The Baltimore-Washington corridor was 1 of 3 corridors in the United States eligible to apply for these funds for Maglev projects. The Maryland application for the federal grant was submitted in April with the understanding that the Japanese government will be a source of significant financial backing for the project, along with private-sector support from Baltimore-Washington Rapid Rail LLC.
“The ability to travel between Baltimore and Washington, D.C. in only 15 minutes will be absolutely transformative, not just for these two cities, but for our entire state. This grant will go a long way in helping us determine our next steps in this transportation and economic development opportunity.”Governor Larry Hogan said.
“We are very pleased to see this funding announced. Working with the United States Government, the State of Maryland and Baltimore-Washington Rapid Rail, we will prove that this cutting-edge Japanese technology will be a great asset to the busy Northeast Corridor.”said Japanese Ambassador Kenichirō Sasae.
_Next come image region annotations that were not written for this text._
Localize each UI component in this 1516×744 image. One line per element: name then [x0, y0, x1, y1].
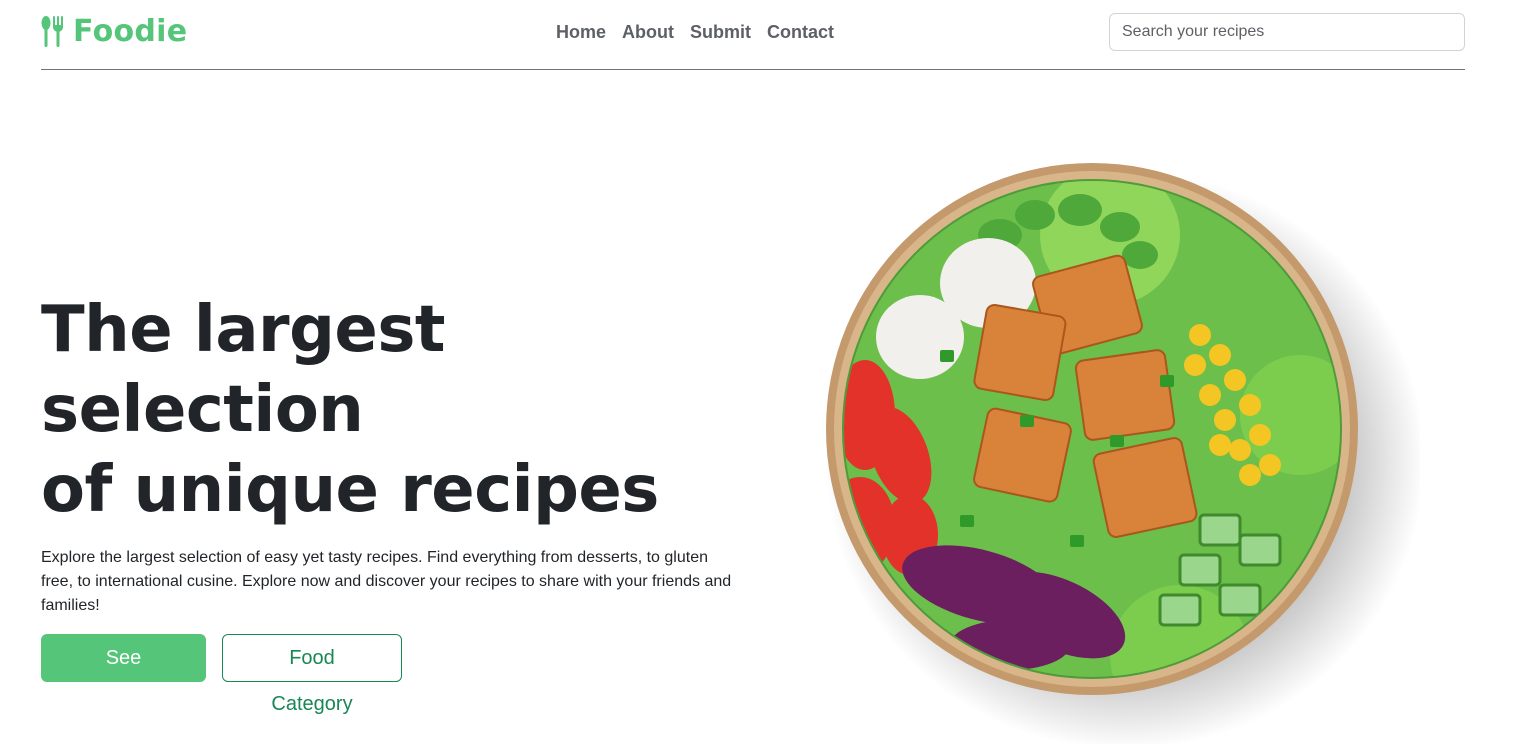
- hero-section: The largest selection of unique recipes …: [41, 290, 741, 715]
- hero-buttons: See Trending Food Category: [41, 634, 741, 715]
- fork-knife-icon: [41, 16, 65, 48]
- hero-headline: The largest selection of unique recipes: [41, 290, 741, 530]
- see-trending-button[interactable]: See Trending: [41, 634, 206, 715]
- nav-about[interactable]: About: [614, 18, 682, 46]
- search-input[interactable]: [1109, 13, 1465, 51]
- brand-name: Foodie: [73, 14, 188, 49]
- salad-bowl-image: [780, 115, 1420, 744]
- main-nav: Home About Submit Contact: [548, 18, 842, 46]
- hero-headline-line-1: The largest selection: [41, 293, 446, 447]
- brand-logo[interactable]: Foodie: [41, 14, 187, 50]
- hero-description: Explore the largest selection of easy ye…: [41, 549, 732, 614]
- site-header: Foodie Home About Submit Contact: [41, 0, 1465, 70]
- hero-headline-line-2: of unique recipes: [41, 453, 659, 527]
- nav-contact[interactable]: Contact: [759, 18, 842, 46]
- food-category-button[interactable]: Food Category: [222, 634, 402, 715]
- nav-home[interactable]: Home: [548, 18, 614, 46]
- nav-submit[interactable]: Submit: [682, 18, 759, 46]
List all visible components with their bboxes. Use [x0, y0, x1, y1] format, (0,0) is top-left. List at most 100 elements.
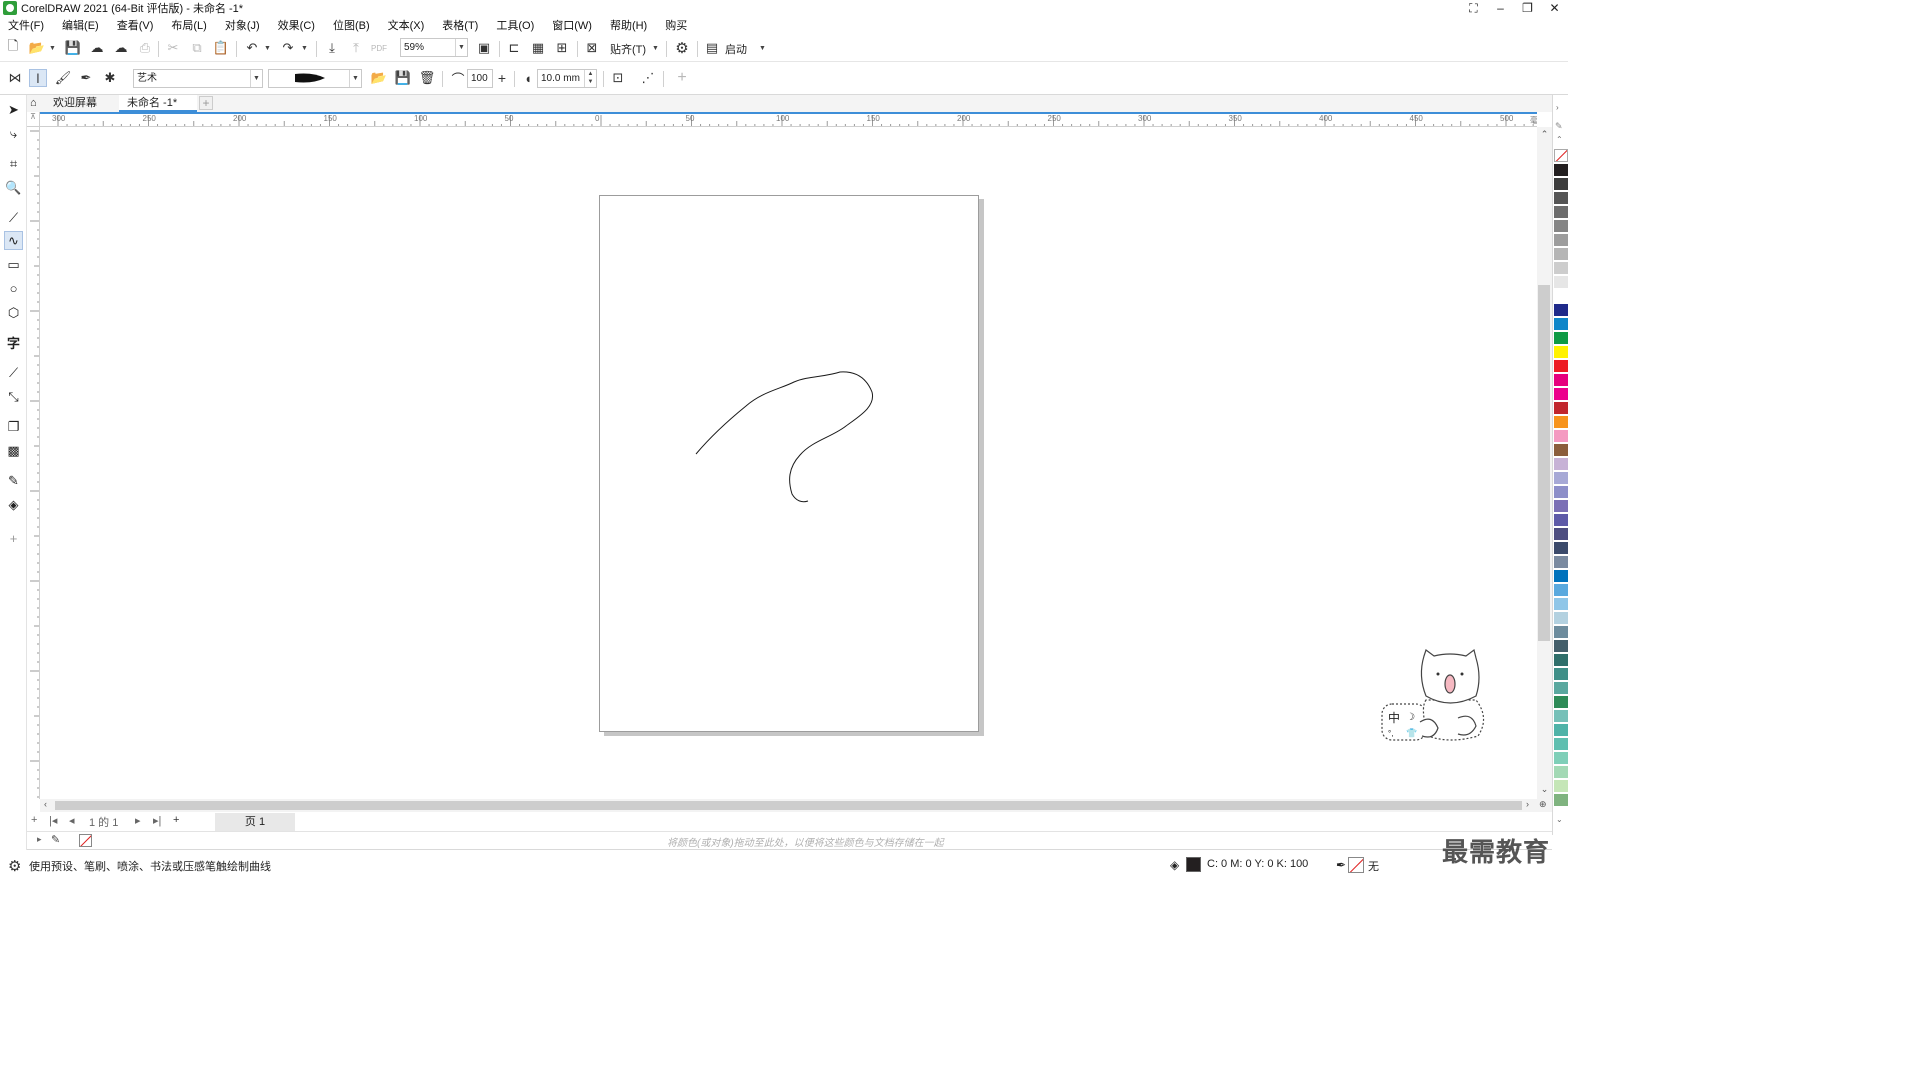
interactive-fill-tool-icon[interactable]: ◈: [4, 495, 23, 514]
color-swatch[interactable]: [1554, 192, 1568, 205]
color-swatch[interactable]: [1554, 612, 1568, 625]
delete-icon[interactable]: 🗑: [418, 69, 436, 87]
color-swatch[interactable]: [1554, 500, 1568, 513]
color-swatch[interactable]: [1554, 430, 1568, 443]
color-swatch[interactable]: [1554, 458, 1568, 471]
color-swatch[interactable]: [1554, 416, 1568, 429]
menu-table[interactable]: 表格(T): [442, 17, 487, 33]
no-color-swatch[interactable]: [1554, 149, 1568, 162]
color-swatch[interactable]: [1554, 486, 1568, 499]
color-swatch[interactable]: [1554, 696, 1568, 709]
preset-mode-icon[interactable]: ǀ: [29, 69, 47, 87]
color-swatch[interactable]: [1554, 752, 1568, 765]
scroll-up-icon[interactable]: ⌃: [1537, 129, 1552, 140]
close-button[interactable]: ✕: [1541, 0, 1568, 16]
color-swatch[interactable]: [1554, 276, 1568, 289]
outline-color-chip[interactable]: [1348, 857, 1364, 873]
application-launcher-icon[interactable]: ▤: [703, 39, 721, 57]
color-swatch[interactable]: [1554, 598, 1568, 611]
add-tool-icon[interactable]: +: [4, 529, 23, 548]
outline-pen-icon[interactable]: ✒: [1336, 858, 1346, 872]
color-swatch[interactable]: [1554, 682, 1568, 695]
brush-mode-icon[interactable]: 🖌: [54, 69, 72, 87]
export-icon[interactable]: ⤒: [347, 39, 365, 57]
color-swatch[interactable]: [1554, 738, 1568, 751]
menu-help[interactable]: 帮助(H): [610, 17, 656, 33]
stroke-width-input[interactable]: 10.0 mm ▲ ▼: [537, 69, 597, 88]
status-settings-gear-icon[interactable]: ⚙: [8, 857, 21, 875]
color-swatch[interactable]: [1554, 234, 1568, 247]
next-page-icon[interactable]: ▸: [135, 814, 141, 827]
publish-pdf-icon[interactable]: PDF: [370, 39, 388, 57]
minimize-button[interactable]: –: [1487, 0, 1514, 16]
launch-dropdown-icon[interactable]: ▼: [759, 45, 766, 52]
pick-tool-icon[interactable]: ➤: [4, 100, 23, 119]
rectangle-tool-icon[interactable]: ▭: [4, 255, 23, 274]
color-swatch[interactable]: [1554, 290, 1568, 303]
shape-tool-icon[interactable]: ⤷: [4, 124, 23, 143]
menu-window[interactable]: 窗口(W): [552, 17, 601, 33]
full-screen-preview-icon[interactable]: ▣: [475, 39, 493, 57]
show-rulers-icon[interactable]: ⊏: [505, 39, 523, 57]
cut-icon[interactable]: ✂: [164, 39, 182, 57]
color-swatch[interactable]: [1554, 318, 1568, 331]
open-icon[interactable]: 📂: [28, 39, 46, 57]
sprayer-mode-icon[interactable]: ✱: [101, 69, 119, 87]
save-icon[interactable]: 💾: [64, 39, 82, 57]
transparency-tool-icon[interactable]: ▩: [4, 441, 23, 460]
color-swatch[interactable]: [1554, 472, 1568, 485]
color-swatch[interactable]: [1554, 542, 1568, 555]
connector-tool-icon[interactable]: ⤡: [4, 387, 23, 406]
color-swatch[interactable]: [1554, 556, 1568, 569]
import-icon[interactable]: ⤓: [323, 39, 341, 57]
menu-effects[interactable]: 效果(C): [278, 17, 324, 33]
color-swatch[interactable]: [1554, 164, 1568, 177]
artistic-media-tool-icon[interactable]: ∿: [4, 231, 23, 250]
scroll-right-icon[interactable]: ›: [1526, 799, 1529, 809]
home-icon[interactable]: ⌂: [27, 95, 47, 112]
bounding-box-icon[interactable]: ⋰: [639, 69, 657, 87]
fill-color-chip[interactable]: [1186, 857, 1201, 872]
tab-untitled-1[interactable]: 未命名 -1*: [119, 95, 197, 112]
fill-bucket-icon[interactable]: ◈: [1170, 858, 1179, 872]
menu-text[interactable]: 文本(X): [388, 17, 434, 33]
redo-dropdown-icon[interactable]: ▼: [301, 45, 308, 52]
color-swatch[interactable]: [1554, 710, 1568, 723]
redo-icon[interactable]: ↷: [279, 39, 297, 57]
horizontal-scroll-thumb[interactable]: [55, 801, 1522, 810]
stroke-width-icon[interactable]: ◖: [519, 69, 537, 87]
color-swatch[interactable]: [1554, 206, 1568, 219]
color-swatch[interactable]: [1554, 570, 1568, 583]
calligraphic-mode-icon[interactable]: ✒: [77, 69, 95, 87]
snap-dropdown-icon[interactable]: ▼: [652, 45, 659, 52]
ruler-origin[interactable]: ⊼: [27, 112, 40, 127]
undo-icon[interactable]: ↶: [243, 39, 261, 57]
scale-with-object-icon[interactable]: ⊡: [609, 69, 627, 87]
color-swatch[interactable]: [1554, 360, 1568, 373]
last-page-icon[interactable]: ▸|: [153, 814, 161, 827]
zoom-navigator-icon[interactable]: ⊕: [1539, 799, 1547, 810]
options-gear-icon[interactable]: ⚙: [673, 39, 691, 57]
color-swatch[interactable]: [1554, 248, 1568, 261]
color-swatch[interactable]: [1554, 794, 1568, 807]
menu-tools[interactable]: 工具(O): [496, 17, 543, 33]
palette-menu-icon[interactable]: ›: [1556, 103, 1559, 112]
menu-bitmaps[interactable]: 位图(B): [333, 17, 379, 33]
chevron-down-icon[interactable]: ▼: [455, 39, 467, 56]
show-grid-icon[interactable]: ▦: [529, 39, 547, 57]
color-swatch[interactable]: [1554, 528, 1568, 541]
brush-stroke-combo[interactable]: ▼: [268, 69, 362, 88]
menu-file[interactable]: 文件(F): [8, 17, 53, 33]
account-icon[interactable]: ⛶: [1460, 0, 1487, 16]
open-dropdown-icon[interactable]: ▼: [49, 45, 56, 52]
zoom-tool-icon[interactable]: 🔍: [4, 178, 23, 197]
zoom-level-combo[interactable]: 59% ▼: [400, 38, 468, 57]
color-swatch[interactable]: [1554, 640, 1568, 653]
menu-buy[interactable]: 购买: [665, 17, 696, 33]
first-page-icon[interactable]: |◂: [49, 814, 57, 827]
color-swatch[interactable]: [1554, 178, 1568, 191]
page-tab-1[interactable]: 页 1: [215, 813, 295, 831]
snap-off-icon[interactable]: ⊠: [583, 39, 601, 57]
vertical-scrollbar[interactable]: ⌃ ⌄: [1537, 127, 1552, 799]
drop-shadow-tool-icon[interactable]: ❐: [4, 417, 23, 436]
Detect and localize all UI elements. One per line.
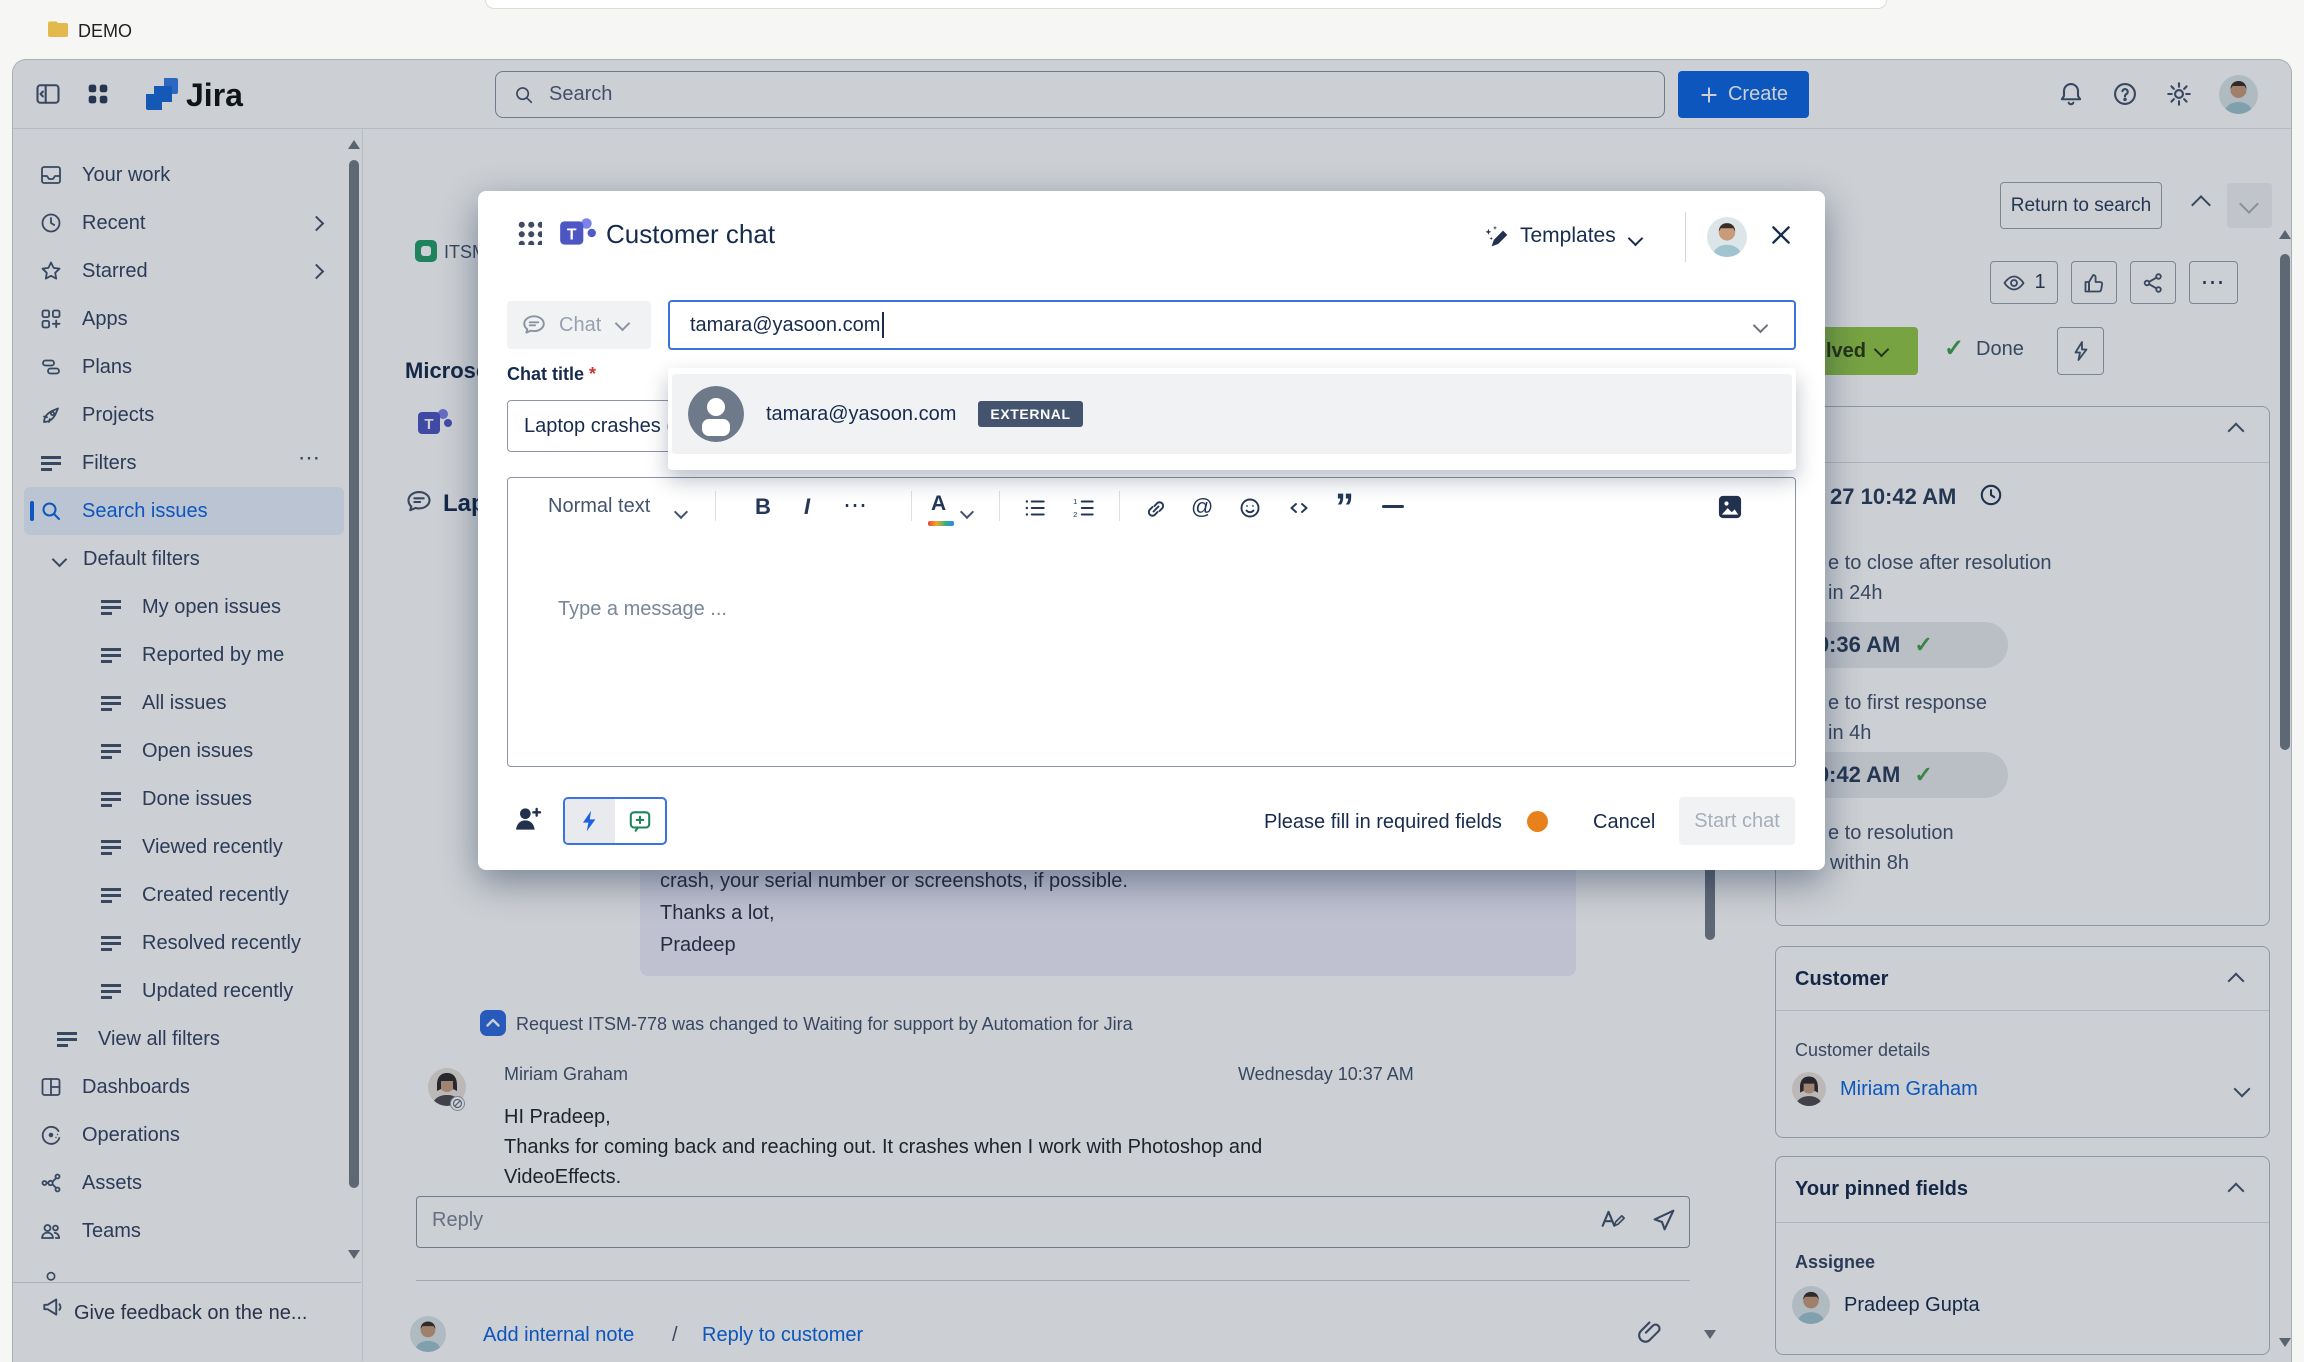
bullet-list-icon[interactable] — [1022, 495, 1048, 526]
modal-title: Customer chat — [606, 219, 775, 250]
chevron-down-icon[interactable] — [962, 504, 972, 522]
chevron-down-icon — [615, 315, 631, 331]
start-chat-button[interactable]: Start chat — [1679, 797, 1795, 845]
chevron-down-icon[interactable] — [1630, 231, 1641, 249]
external-badge: EXTERNAL — [978, 401, 1082, 427]
italic-icon[interactable]: I — [804, 494, 810, 520]
validation-message: Please fill in required fields — [1264, 811, 1502, 834]
svg-text:2: 2 — [1073, 510, 1077, 519]
numbered-list-icon[interactable]: 12 — [1071, 495, 1097, 526]
link-icon[interactable] — [1144, 497, 1168, 526]
color-bar — [928, 521, 954, 526]
ai-assist-toggle[interactable] — [565, 799, 615, 843]
text-color-icon[interactable]: A — [931, 492, 946, 516]
text-style-dropdown[interactable]: Normal text — [548, 495, 650, 518]
chevron-down-icon[interactable] — [676, 504, 686, 522]
screen: DEMO Jira Search Create Your work — [0, 0, 2304, 1362]
emoji-icon[interactable] — [1238, 496, 1262, 525]
text-cursor — [882, 312, 884, 338]
recipient-suggestions: tamara@yasoon.com EXTERNAL — [668, 368, 1796, 470]
warning-dot — [1527, 811, 1548, 832]
assist-toggle-group — [563, 797, 667, 845]
person-add-icon[interactable] — [512, 803, 544, 840]
image-icon[interactable] — [1716, 493, 1744, 526]
person-icon — [688, 386, 744, 442]
chat-add-toggle[interactable] — [615, 799, 665, 843]
recipient-input[interactable]: tamara@yasoon.com — [668, 300, 1796, 350]
close-icon[interactable] — [1768, 222, 1794, 253]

The Baltimore-Washington SCMaglev project is a privately sponsored initiative led by the Baltimore-Washington Rapid Rail, which envisions a 15-minute ride between downtown Baltimore and downtown Washington, D.C., with interim stops at Baltimore/Washington International Thurgood Marshall Airport, Philadelphia International Airport and Newark Liberty International Airport.
“The SCMaglev project has the opportunity to transform not only Baltimore but the entire Northeast corridor. We are excited for the help of the State of Maryland and the federal government to make this project a reality.”said Wayne Rogers, chairman and CEO for Baltimore-Washington Rapid Rail.
Because the application needed to come through a public agency, the Maryland Department of Transportation and the Maryland Economic Development Corporation applied as co-applicants on behalf of Baltimore-Washington Rapid Rail. Pursuing Federal Railroad Administration funding did not require state funds or matching state funds from the Maryland Transportation Trust Fund, nor does it come at the expense of other planned projects in the Maryland Department of Transportation’s six-year capital program.
With the grant funds now awarded, Baltimore-Washington Rapid Rail can move forward to initiate planning and engineering analysis and review compliance and permitting.